For myself, however I prefer giving experiences. I prefer spending time together. That means we don’t really buy our kids toys anymore.
Instead we spend money on things like:
I choose not to battle family members over toys anymore, and instead focus on what I can control. Not adding to toy clutter is something I can control.
I about had a heart attack when I Googled how to manage toy clutter. Most of the posts I came across gave (to me) extremely complicated, detailed steps for organizing and managing kids clutter.
Call me crazy but when I have a to do list filled with things to do, I don’t want to add juggling my children’s toys to the list.
So often we feel like tackling a big problem needs to be a big solution. In reality, the best way to simplify any process is to remove as many steps as possible. This includes toy clutter, my friend.
My last tip that can help you fully embrace any variety of stages in life is to just embrace the mess that it comes with. Each stage of life will bring a certain amount of chaos or stress to it. You can spend all of your time fighting against it, or you can just embrace it.
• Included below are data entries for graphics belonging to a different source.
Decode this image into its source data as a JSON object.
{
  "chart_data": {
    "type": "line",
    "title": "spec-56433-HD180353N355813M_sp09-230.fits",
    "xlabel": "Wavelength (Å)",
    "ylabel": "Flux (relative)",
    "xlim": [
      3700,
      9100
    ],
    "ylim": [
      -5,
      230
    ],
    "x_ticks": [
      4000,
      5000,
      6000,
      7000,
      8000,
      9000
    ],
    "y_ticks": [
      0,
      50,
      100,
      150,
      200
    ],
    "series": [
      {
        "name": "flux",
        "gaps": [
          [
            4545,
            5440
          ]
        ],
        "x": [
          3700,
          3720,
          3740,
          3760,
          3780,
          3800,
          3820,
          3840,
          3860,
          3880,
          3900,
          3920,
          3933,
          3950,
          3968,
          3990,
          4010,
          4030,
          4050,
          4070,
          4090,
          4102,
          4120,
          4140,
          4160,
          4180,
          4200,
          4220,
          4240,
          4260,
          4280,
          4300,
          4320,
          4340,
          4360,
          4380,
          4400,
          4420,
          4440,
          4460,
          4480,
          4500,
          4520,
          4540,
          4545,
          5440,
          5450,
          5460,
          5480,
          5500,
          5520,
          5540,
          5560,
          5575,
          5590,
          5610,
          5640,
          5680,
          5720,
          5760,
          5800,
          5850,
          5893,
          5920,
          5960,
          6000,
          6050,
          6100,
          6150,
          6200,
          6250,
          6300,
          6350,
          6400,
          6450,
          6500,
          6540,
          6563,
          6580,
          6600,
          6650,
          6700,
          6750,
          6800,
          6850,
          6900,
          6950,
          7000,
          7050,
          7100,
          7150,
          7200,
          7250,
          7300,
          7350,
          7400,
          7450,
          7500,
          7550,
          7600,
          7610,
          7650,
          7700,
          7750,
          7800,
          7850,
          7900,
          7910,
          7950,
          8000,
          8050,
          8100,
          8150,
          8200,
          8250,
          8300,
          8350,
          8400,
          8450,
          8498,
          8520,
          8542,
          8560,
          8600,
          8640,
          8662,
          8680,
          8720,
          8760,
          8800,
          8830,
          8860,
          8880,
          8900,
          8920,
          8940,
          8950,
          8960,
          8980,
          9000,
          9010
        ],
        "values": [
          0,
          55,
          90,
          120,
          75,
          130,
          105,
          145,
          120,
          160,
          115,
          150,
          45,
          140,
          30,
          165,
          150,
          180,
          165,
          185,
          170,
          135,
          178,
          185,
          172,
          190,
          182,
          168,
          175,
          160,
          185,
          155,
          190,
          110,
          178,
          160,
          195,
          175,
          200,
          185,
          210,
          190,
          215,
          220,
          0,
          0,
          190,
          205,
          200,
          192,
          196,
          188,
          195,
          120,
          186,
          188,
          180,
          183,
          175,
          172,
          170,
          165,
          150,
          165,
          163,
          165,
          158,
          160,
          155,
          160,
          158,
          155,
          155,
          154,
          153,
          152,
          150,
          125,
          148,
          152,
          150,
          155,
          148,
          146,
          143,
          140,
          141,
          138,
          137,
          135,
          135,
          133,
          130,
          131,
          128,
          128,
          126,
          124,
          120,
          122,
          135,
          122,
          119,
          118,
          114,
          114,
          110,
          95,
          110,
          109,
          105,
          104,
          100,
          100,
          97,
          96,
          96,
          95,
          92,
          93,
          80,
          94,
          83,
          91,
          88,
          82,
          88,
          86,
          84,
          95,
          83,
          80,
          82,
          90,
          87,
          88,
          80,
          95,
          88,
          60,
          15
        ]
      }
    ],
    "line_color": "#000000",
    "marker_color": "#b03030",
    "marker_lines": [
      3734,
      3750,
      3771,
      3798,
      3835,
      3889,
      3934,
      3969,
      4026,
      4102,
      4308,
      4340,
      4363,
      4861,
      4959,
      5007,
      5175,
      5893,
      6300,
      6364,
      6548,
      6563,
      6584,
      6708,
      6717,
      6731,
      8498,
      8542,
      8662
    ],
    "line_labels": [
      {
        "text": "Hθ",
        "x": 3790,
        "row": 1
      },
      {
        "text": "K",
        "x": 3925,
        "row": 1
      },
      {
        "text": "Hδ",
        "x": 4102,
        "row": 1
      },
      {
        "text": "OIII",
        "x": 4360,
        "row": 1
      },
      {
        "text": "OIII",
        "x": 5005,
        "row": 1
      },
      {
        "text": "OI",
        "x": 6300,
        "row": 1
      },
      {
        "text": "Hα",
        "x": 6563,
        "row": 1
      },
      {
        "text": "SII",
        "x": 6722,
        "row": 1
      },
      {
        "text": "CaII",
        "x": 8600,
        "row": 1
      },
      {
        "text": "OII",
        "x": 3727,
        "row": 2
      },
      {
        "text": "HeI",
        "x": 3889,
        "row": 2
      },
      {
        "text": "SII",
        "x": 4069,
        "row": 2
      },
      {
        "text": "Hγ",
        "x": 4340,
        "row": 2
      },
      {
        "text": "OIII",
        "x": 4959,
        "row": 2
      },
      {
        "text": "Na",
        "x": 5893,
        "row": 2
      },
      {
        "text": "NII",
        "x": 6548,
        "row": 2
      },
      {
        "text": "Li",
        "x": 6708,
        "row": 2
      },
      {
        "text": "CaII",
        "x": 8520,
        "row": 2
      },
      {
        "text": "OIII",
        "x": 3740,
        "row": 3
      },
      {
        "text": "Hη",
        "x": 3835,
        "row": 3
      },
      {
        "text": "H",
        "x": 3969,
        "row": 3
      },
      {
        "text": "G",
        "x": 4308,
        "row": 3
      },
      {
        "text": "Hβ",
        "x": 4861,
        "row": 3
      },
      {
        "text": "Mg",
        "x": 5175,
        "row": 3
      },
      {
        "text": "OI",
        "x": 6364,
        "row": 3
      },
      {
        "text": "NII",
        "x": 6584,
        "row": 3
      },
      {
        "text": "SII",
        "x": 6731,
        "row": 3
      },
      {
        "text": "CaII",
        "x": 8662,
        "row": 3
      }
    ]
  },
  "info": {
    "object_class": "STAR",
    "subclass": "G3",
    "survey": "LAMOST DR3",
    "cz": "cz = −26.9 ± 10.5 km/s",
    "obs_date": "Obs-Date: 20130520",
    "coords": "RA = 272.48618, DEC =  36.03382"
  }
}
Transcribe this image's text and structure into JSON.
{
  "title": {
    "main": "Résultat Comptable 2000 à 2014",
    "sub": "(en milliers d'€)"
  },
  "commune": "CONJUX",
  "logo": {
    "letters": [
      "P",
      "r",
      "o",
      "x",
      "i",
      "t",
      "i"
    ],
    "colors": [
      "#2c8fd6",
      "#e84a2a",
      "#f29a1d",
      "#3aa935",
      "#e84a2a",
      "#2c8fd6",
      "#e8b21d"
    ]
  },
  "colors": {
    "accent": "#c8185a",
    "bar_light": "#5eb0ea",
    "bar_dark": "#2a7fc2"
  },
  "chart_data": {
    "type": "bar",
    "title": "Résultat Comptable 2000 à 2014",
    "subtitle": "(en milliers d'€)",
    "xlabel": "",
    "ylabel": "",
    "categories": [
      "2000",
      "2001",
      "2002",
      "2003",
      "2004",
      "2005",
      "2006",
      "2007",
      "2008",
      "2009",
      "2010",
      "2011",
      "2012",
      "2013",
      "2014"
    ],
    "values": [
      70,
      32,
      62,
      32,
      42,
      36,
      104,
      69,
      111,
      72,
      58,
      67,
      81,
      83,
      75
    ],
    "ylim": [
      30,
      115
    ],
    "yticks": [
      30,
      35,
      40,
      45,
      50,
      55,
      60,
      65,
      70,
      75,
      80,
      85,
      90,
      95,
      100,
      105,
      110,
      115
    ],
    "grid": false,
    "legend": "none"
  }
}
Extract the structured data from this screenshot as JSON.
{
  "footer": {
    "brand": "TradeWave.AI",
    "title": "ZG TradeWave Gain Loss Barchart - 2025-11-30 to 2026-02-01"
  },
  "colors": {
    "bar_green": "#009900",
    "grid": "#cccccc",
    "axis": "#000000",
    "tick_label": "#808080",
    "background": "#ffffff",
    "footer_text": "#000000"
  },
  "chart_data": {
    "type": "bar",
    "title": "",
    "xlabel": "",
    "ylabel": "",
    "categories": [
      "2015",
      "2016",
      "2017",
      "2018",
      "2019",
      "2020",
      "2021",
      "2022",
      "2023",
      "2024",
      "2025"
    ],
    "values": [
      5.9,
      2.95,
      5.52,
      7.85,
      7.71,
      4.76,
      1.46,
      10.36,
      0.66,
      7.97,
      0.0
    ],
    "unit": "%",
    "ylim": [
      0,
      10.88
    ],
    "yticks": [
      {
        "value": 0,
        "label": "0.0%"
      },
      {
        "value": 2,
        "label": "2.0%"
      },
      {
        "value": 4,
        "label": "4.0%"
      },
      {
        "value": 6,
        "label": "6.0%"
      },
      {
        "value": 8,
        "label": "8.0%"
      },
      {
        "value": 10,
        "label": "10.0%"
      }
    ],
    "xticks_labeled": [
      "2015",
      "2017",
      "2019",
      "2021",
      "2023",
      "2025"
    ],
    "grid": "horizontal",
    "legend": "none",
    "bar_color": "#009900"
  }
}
Taking the time to accept the fact that sometimes there is going to be to be toys in my living room saved me insane amounts of stress.
Understanding that my kids only play with toys for a few years and then, it’s onward and upward to bigger problems allowed me to put into perspective just how much time I was spending on something that is a temporary problem.
Now, I slowly am finding that my kids play with toys less and less and while I won’t miss the clutter of it all, am I forever thankful that through the last few years I have been able to enjoy my children’s little years a whole lot more when I spend a lot less time stressing over their toys.